The Uses of Literacy
- Author: Richard Hoggart
- Language: English
- Genre: Non-fiction
- Publisher: Chatto and Windus
- Publication date: 1957
- Publication place: United Kingdom
- ISBN: 0701107634

= The Uses of Literacy =

1957 book by Richard Hoggart

The Uses of Literacy is a book written by Richard Hoggart and published in 1957, examining the influence of mass media in the United Kingdom. The book has been described as a key influence in the history of English and media studies and in the founding of cultural studies.
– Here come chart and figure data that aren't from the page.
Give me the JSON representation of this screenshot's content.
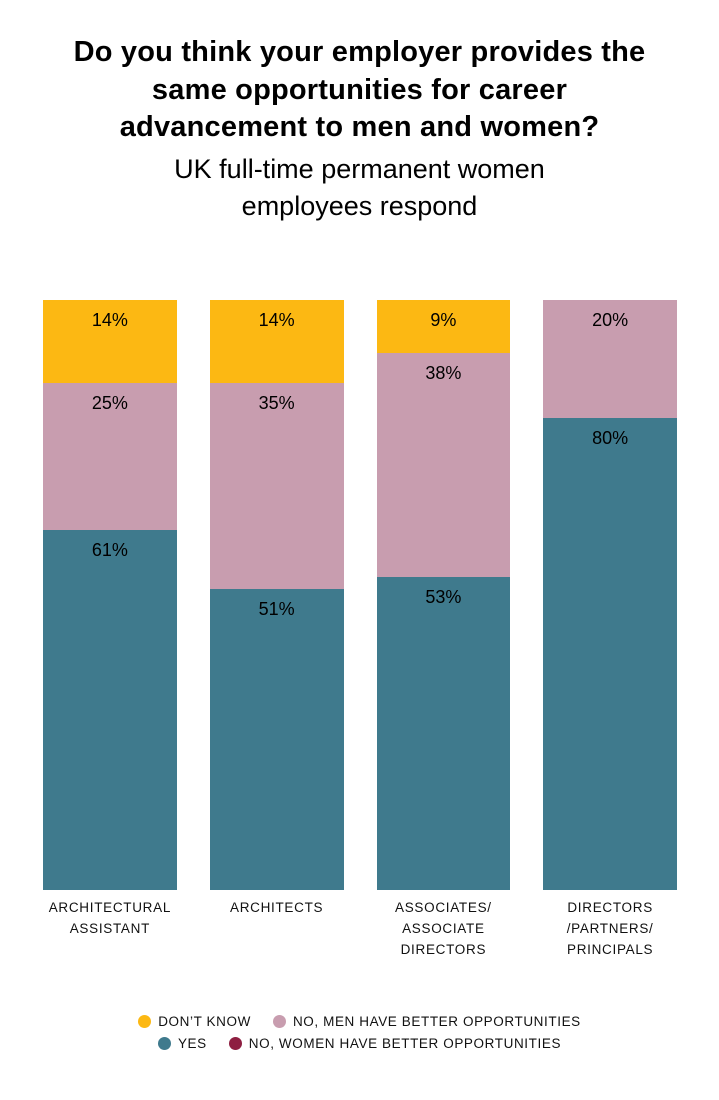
{
  "header": {
    "title": "Do you think your employer provides the same opportunities for career advancement to men and women?",
    "subtitle": "UK full-time permanent women employees respond"
  },
  "chart_data": {
    "type": "bar",
    "stacked": true,
    "title": "Do you think your employer provides the same opportunities for career advancement to men and women?",
    "subtitle": "UK full-time permanent women employees respond",
    "categories": [
      "ARCHITECTURAL\nASSISTANT",
      "ARCHITECTS",
      "ASSOCIATES/\nASSOCIATE\nDIRECTORS",
      "DIRECTORS\n/PARTNERS/\nPRINCIPALS"
    ],
    "series": [
      {
        "name": "DON’T KNOW",
        "color": "#FCB813",
        "values": [
          14,
          14,
          9,
          0
        ]
      },
      {
        "name": "NO, MEN HAVE BETTER OPPORTUNITIES",
        "color": "#C89DAF",
        "values": [
          25,
          35,
          38,
          20
        ]
      },
      {
        "name": "YES",
        "color": "#3F7A8D",
        "values": [
          61,
          51,
          53,
          80
        ]
      },
      {
        "name": "NO, WOMEN HAVE BETTER OPPORTUNITIES",
        "color": "#8E1F41",
        "values": [
          0,
          0,
          0,
          0
        ]
      }
    ],
    "value_suffix": "%",
    "ylim": [
      0,
      100
    ],
    "grid": false,
    "legend_position": "bottom",
    "legend_rows": [
      [
        "DON’T KNOW",
        "NO, MEN HAVE BETTER OPPORTUNITIES"
      ],
      [
        "YES",
        "NO, WOMEN HAVE BETTER OPPORTUNITIES"
      ]
    ]
  }
}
==Massification of culture==
The Uses of Literacy was an attempt to understand the changes in culture in Britain caused by "massification". It has been described as marking a "watershed in public perception of culture and class and shifted academic parameters". Hoggart's argument is that "the mass publicists" were made "more insistently, effectively and in a more comprehensive and centralised form today than they were earlier" and "that we are moving towards the creation of a mass culture, that the remnants of what was at least in part an urban culture 'of the people' are being destroyed".

==The "drift"==
In his study Hoggart looks at pulp fiction, popular magazines and newspapers and the movies and finds in all of these, "drift". He documents the break-up of the old, class culture, lamenting the loss of the close-knit communities and their replacement by the emerging manufactured mass culture. Key features of this are the tabloid newspapers, advertising, and the triumph of Hollywood. These "alien" phenomena have colonized local communities and robbed them of their distinctive features. Hoggart's attack is not on popular culture; rather it is on mass culture which is imposed from above. "Popular culture" - being self-created - has a fundamental integrity and evolves according to its own laws and dictates, not as a result of the mass media.